- Jordan calls franc overvalued, repeates intervention pledge
- Central bank president rejects idea of sovereign wealth fund
Swiss National Bank President Thomas Jordan said he’s keeping tabs on actions taken by his counterparts in the euro area and doesn’t see the risk of a currency war even as more stimulus looms.
“We observe clearly what’s happening in Frankfurt,” where the European Central Bank is based, Jordan said at the Geneva press club on Tuesday. “We will analyze exactly what will be the best response for the SNB.”
Since abolishing its cap of 1.20 per euro on the franc in January 2015, the SNB has adopted a twin-pillar policy of a negative deposit rate and a pledge to intervene in currency markets if necessary.
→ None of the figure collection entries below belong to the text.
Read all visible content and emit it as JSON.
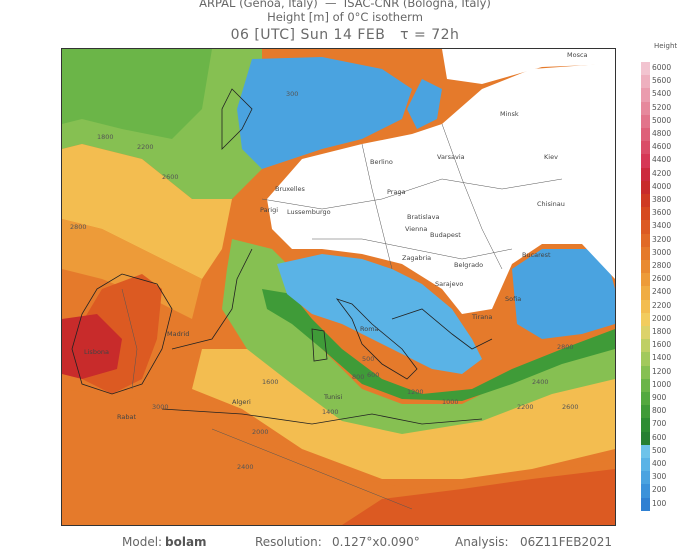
{
  "header": {
    "line1": "ARPAL (Genoa, Italy)  —  ISAC-CNR (Bologna, Italy)",
    "line2": "Height [m] of 0°C isotherm",
    "line3": "06 [UTC] Sun 14 FEB   τ = 72h"
  },
  "legend": {
    "title": "Height",
    "levels": [
      {
        "label": "6000",
        "color": "#f2c4d0"
      },
      {
        "label": "5600",
        "color": "#eeb0bf"
      },
      {
        "label": "5400",
        "color": "#ea9cae"
      },
      {
        "label": "5200",
        "color": "#e6889c"
      },
      {
        "label": "5000",
        "color": "#e2748b"
      },
      {
        "label": "4800",
        "color": "#de6079"
      },
      {
        "label": "4600",
        "color": "#da4c68"
      },
      {
        "label": "4400",
        "color": "#d63856"
      },
      {
        "label": "4200",
        "color": "#cc2a3e"
      },
      {
        "label": "4000",
        "color": "#c82b2b"
      },
      {
        "label": "3800",
        "color": "#cf3a22"
      },
      {
        "label": "3600",
        "color": "#d6491f"
      },
      {
        "label": "3400",
        "color": "#dc5a22"
      },
      {
        "label": "3200",
        "color": "#e16a26"
      },
      {
        "label": "3000",
        "color": "#e57a2b"
      },
      {
        "label": "2800",
        "color": "#e98a31"
      },
      {
        "label": "2600",
        "color": "#ed9b39"
      },
      {
        "label": "2400",
        "color": "#f0ac43"
      },
      {
        "label": "2200",
        "color": "#f3bd50"
      },
      {
        "label": "2000",
        "color": "#f2cc5e"
      },
      {
        "label": "1800",
        "color": "#dcd26a"
      },
      {
        "label": "1600",
        "color": "#bfcf64"
      },
      {
        "label": "1400",
        "color": "#a2c95c"
      },
      {
        "label": "1200",
        "color": "#86c052"
      },
      {
        "label": "1000",
        "color": "#6bb548"
      },
      {
        "label": "900",
        "color": "#53a93f"
      },
      {
        "label": "800",
        "color": "#3f9b38"
      },
      {
        "label": "700",
        "color": "#2e8d33"
      },
      {
        "label": "600",
        "color": "#268032"
      },
      {
        "label": "500",
        "color": "#6ec3ea"
      },
      {
        "label": "400",
        "color": "#5ab3e6"
      },
      {
        "label": "300",
        "color": "#4aa3e0"
      },
      {
        "label": "200",
        "color": "#3b92da"
      },
      {
        "label": "100",
        "color": "#2f80d2"
      }
    ]
  },
  "map": {
    "cities": [
      "Mosca",
      "Minsk",
      "Varsavia",
      "Kiev",
      "Berlino",
      "Bruxelles",
      "Parigi",
      "Lussemburgo",
      "Praga",
      "Bratislava",
      "Vienna",
      "Budapest",
      "Chisinau",
      "Bucarest",
      "Belgrado",
      "Zagabria",
      "Sarajevo",
      "Sofia",
      "Tirana",
      "Lisbona",
      "Madrid",
      "Rabat",
      "Algeri",
      "Tunisi",
      "Roma"
    ],
    "contour_labels": [
      "1800",
      "2200",
      "2600",
      "2800",
      "3000",
      "2400",
      "2000",
      "1600",
      "1400",
      "1200",
      "1000",
      "800",
      "500",
      "300",
      "600",
      "2800",
      "2600",
      "2400",
      "2200"
    ]
  },
  "footer": {
    "model_label": "Model:",
    "model_value": "bolam",
    "resolution_label": "Resolution:",
    "resolution_value": "0.127°x0.090°",
    "analysis_label": "Analysis:",
    "analysis_value": "06Z11FEB2021"
  }
}
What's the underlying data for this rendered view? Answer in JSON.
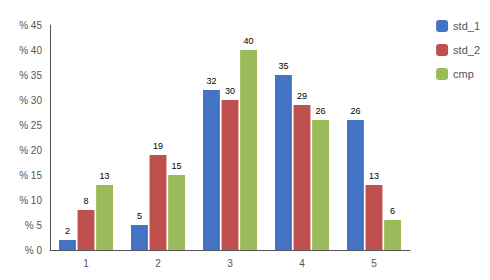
{
  "chart_data": {
    "type": "bar",
    "categories": [
      "1",
      "2",
      "3",
      "4",
      "5"
    ],
    "series": [
      {
        "name": "std_1",
        "color": "#4472C4",
        "values": [
          2,
          5,
          32,
          35,
          26
        ]
      },
      {
        "name": "std_2",
        "color": "#C0504D",
        "values": [
          8,
          19,
          30,
          29,
          13
        ]
      },
      {
        "name": "cmp",
        "color": "#9BBB59",
        "values": [
          13,
          15,
          40,
          26,
          6
        ]
      }
    ],
    "ylim": [
      0,
      45
    ],
    "yticks": [
      {
        "value": 0,
        "label": "% 0"
      },
      {
        "value": 5,
        "label": "% 5"
      },
      {
        "value": 10,
        "label": "% 10"
      },
      {
        "value": 15,
        "label": "% 15"
      },
      {
        "value": 20,
        "label": "% 20"
      },
      {
        "value": 25,
        "label": "% 25"
      },
      {
        "value": 30,
        "label": "% 30"
      },
      {
        "value": 35,
        "label": "% 35"
      },
      {
        "value": 40,
        "label": "% 40"
      },
      {
        "value": 45,
        "label": "% 45"
      }
    ],
    "grid": false,
    "legend": "upper right",
    "data_labels": true
  }
}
The franc, which soared when the move was announced, has since pared some of those gains against the common currency, and it stood at 1.11504 per euro at 1:34 p.m. on Tuesday -- near the weakest in more than a year. Yet new stimulus that the ECB seems poised to unleash could reverse the trend. That could mean Swiss policy makers might have to cut rates further below zero in response.
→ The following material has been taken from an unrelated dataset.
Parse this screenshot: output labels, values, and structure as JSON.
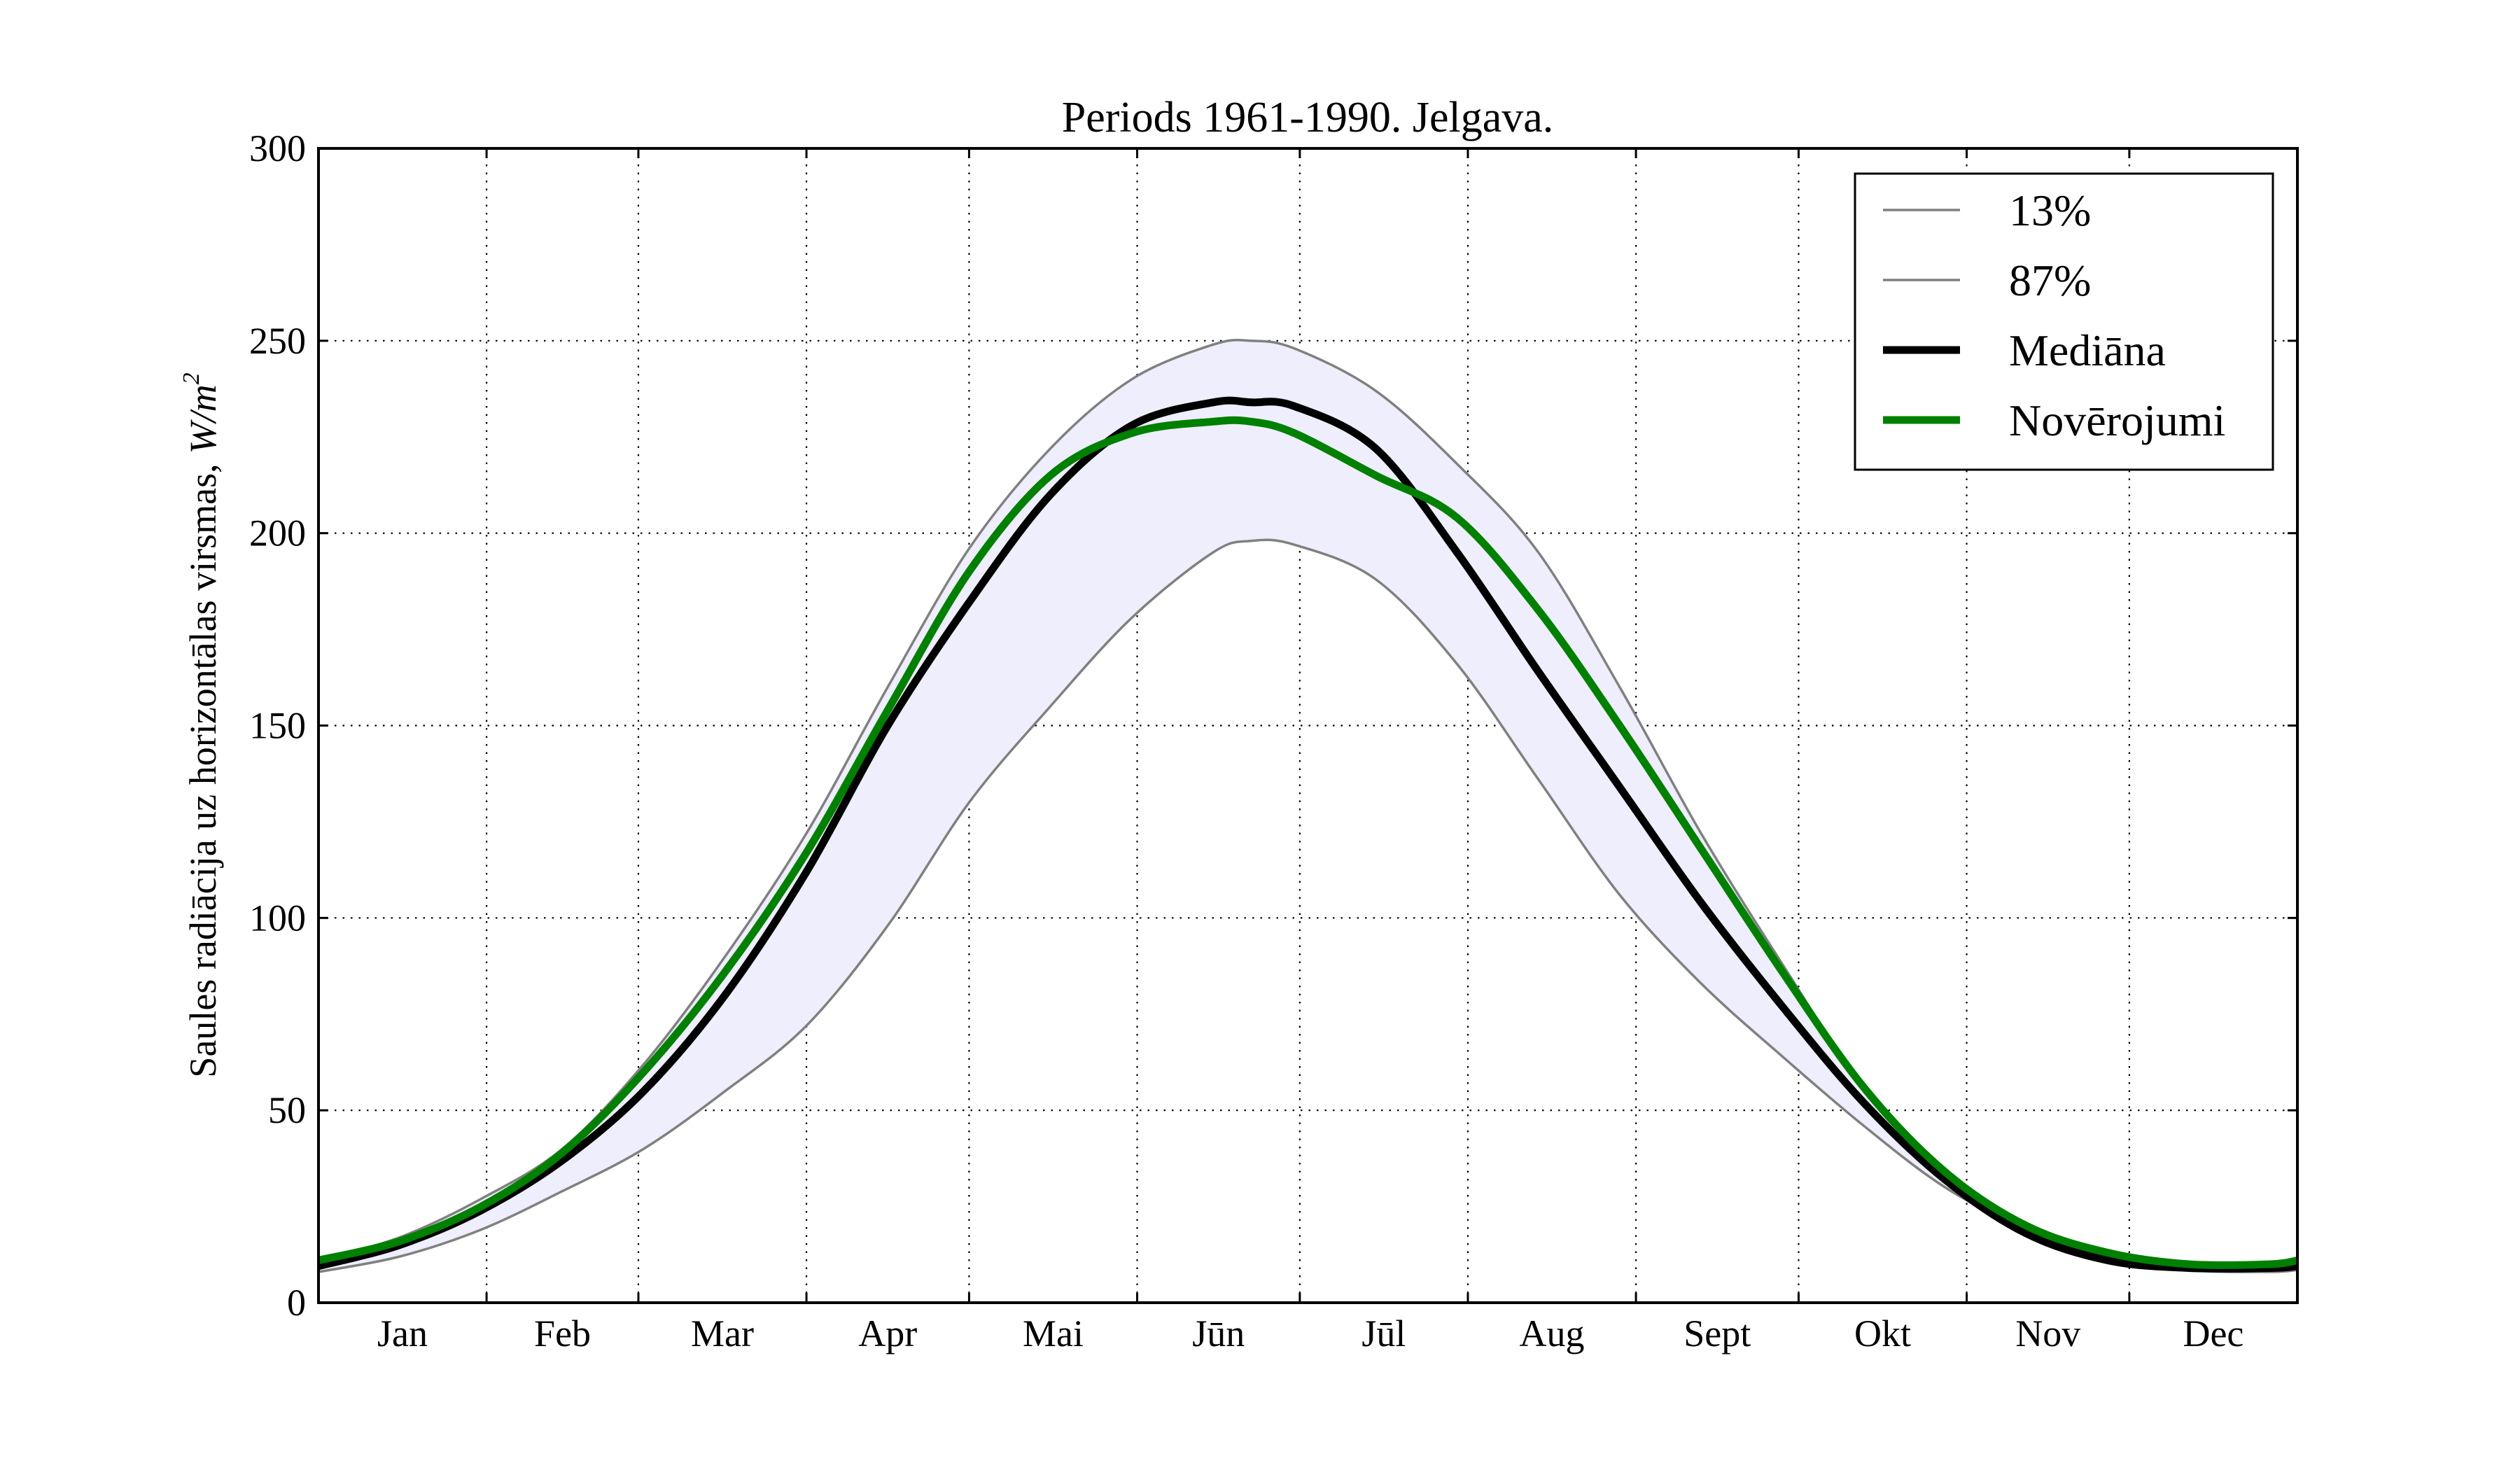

“I do not believe that at the moment we’re really at the risk of currency war,” Jordan said. Central banks were taking action due to domestic conditions, and if the latter improve “it can also benefit other countries,” he said, declining to comment whether the SNB had intervened in the past few weeks.
The Bank of Japan recently joined a growing club of central banks -- which also includes the ECB -- taking the once-anathema step of pushing some interest rates beneath zero in a bid to ignite inflation.
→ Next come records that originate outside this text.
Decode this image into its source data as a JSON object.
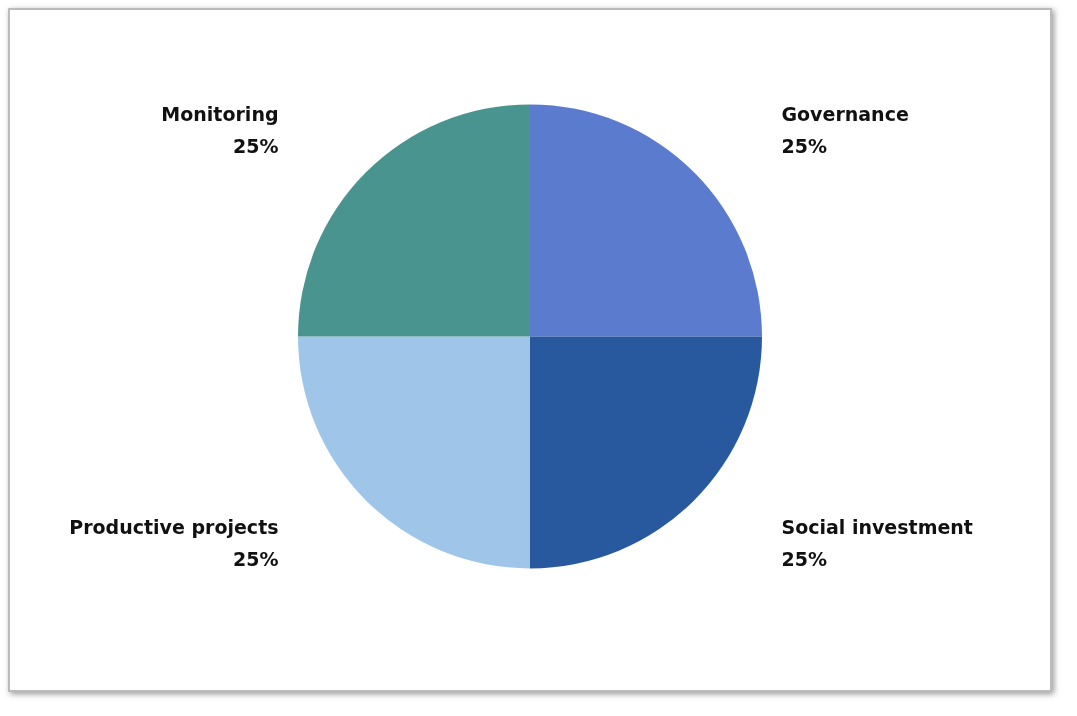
{
  "chart_data": {
    "type": "pie",
    "categories": [
      "Governance",
      "Social investment",
      "Productive projects",
      "Monitoring"
    ],
    "values": [
      25,
      25,
      25,
      25
    ],
    "colors": [
      "#5b7bcf",
      "#28599f",
      "#9fc5e8",
      "#4a9490"
    ],
    "value_labels": [
      "25%",
      "25%",
      "25%",
      "25%"
    ],
    "legend": false
  }
}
“We’re convinced the franc remains overvalued and that’s why our monetary policy is designed to reduce the pressure on the Swiss franc with these two pillars -- negative interest rates and the willingness to intervene in currency markets if necessary,” Jordan said. He declined to specify how much the franc is overvalued.
Jordan also rejected the idea that the SNB should transfer its immense foreign-currency holdings -- 560 billion francs ($550 billion) at the end of 2015 -- to a sovereign wealth fund, saying they were the result of its interventions rather than national income.